Simply take caution when posting on trending topics, but don’t be afraid to get in the conversation. Or you can use hashtag tracking tools to discover what people are saying about you on social.
Include Images Whenever Possible
We’ll continue to push visuals for Facebook marketing simply because they work. In fact, Facebook posts with an image have an 87% interaction rate over plain-text posts.
Use your visuals wisely and always set a high standard for quality. Pixelated and stretched images on your page look bad and show your audience you don’t really care about using Facebook for real interaction or communication tool.
Always Publish the Highest Quality Content
Just like we were mentioning, high quality content shows viewers you care enough to put effort into Facebook. Far too often we see businesses with abandoned and ghost town Facebook Pages.
Keep a social media calendar to schedule your posts. And continue to push the quality of your content to new levels. If you’re not saying something unique, many Facebook users will skip by your posts.
5. Highlight & Engage With Customers
Ignoring your potential and current customers on Facebook can be detrimental. Try highlighting your best customers and reply to any questions that arise.
Through our Sprout Social Q2 2016 Index, we discovered some essential stats for brands who leave their customers waiting on social media.
- 1 in 3 customers go to a competitor if they’re ignored on social media.
- 89% of social messages are ignored by brands.
- 34.5% of users choose social media as the top choice for customer service.
People on social media still use it for its core, original purpose–communication. Just because you’re a brand on social, doesn’t mean you don’t have to respond. The Index discovered 90% of social media users have gone to a network to communicate directly with a brand at some point in their lifetime.
Ignoring communication opportunities can kill your social media traffic and ultimately affect your bottom line. By integrating with Facebook management tools, you’ll never miss a message directed to your brand again–no matter how many platforms you manage.
6. Always Understand Your Facebook Analytics
Facebook analytics are the meat and bones of your marketing strategy. Some of the more important metrics you need to follow, include:
- Impressions: Total number of times any content from your Page was seen in a News Feed, ticker or by visits to your Page.
- Post Engagements: Total number of comments, shares or reactions to your posts.
- Link Clicks: Total number of clicks on links with your content (excludes other clicks such as photo, video or post expansion clicks).

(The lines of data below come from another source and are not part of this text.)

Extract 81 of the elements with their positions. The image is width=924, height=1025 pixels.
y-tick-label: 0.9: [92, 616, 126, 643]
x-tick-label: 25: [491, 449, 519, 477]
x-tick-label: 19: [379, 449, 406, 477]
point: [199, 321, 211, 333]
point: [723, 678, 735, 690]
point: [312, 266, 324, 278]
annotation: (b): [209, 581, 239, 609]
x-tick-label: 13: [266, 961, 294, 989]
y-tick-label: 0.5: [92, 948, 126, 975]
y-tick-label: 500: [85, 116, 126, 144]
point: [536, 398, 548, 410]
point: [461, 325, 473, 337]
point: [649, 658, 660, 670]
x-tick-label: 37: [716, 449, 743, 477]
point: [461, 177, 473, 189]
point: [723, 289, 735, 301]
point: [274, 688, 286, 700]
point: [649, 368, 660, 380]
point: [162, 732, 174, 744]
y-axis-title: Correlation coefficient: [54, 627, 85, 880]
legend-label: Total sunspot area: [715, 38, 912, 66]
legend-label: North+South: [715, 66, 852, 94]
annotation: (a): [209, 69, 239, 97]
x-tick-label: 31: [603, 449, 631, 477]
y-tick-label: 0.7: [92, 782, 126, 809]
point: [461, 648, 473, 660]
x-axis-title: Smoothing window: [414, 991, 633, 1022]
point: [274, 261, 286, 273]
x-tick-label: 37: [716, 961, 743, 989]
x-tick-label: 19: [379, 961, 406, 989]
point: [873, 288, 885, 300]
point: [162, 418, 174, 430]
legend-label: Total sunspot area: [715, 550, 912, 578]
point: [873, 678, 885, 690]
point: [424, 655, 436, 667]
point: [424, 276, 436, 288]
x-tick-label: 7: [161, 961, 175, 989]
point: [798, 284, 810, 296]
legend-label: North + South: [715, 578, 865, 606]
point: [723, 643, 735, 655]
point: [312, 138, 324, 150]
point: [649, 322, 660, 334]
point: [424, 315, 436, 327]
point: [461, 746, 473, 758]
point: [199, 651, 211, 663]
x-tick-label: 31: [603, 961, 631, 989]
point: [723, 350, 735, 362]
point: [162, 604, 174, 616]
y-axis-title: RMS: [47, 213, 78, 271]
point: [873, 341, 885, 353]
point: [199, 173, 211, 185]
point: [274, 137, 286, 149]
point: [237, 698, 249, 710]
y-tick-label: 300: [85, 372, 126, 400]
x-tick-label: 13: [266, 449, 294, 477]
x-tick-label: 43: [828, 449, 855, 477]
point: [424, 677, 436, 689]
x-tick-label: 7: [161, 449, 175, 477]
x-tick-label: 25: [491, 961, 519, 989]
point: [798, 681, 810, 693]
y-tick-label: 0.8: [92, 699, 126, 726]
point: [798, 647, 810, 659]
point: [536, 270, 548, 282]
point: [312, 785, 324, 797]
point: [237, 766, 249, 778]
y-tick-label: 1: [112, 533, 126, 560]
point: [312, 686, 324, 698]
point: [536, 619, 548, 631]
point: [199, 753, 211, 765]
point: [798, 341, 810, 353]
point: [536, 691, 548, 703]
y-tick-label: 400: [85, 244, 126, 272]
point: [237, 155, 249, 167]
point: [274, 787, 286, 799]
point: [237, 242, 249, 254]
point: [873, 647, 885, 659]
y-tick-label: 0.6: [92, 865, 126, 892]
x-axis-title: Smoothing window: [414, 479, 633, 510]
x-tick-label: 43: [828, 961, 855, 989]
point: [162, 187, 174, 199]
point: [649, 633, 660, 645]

- Organic Likes: Total number of new users who liked your Page by organic reach.
- Unlikes: Total number of users that unliked your Page.
- Net Likes: Total number of paid or organic Likes minus the amount of Unlikes.
- Total Fans: Total number of users who liked your Page from the last day or the report period.
Know Your Social Data
Having easy access to this data puts you in a whole new league with your competitors. With Sprout you can track your campaigns and make small adjustments on the fly. Don’t rely on tools that provide just one aspect of your marketing efforts. Use something that will cover all your ground and get you ready for success on the world’s largest social media network.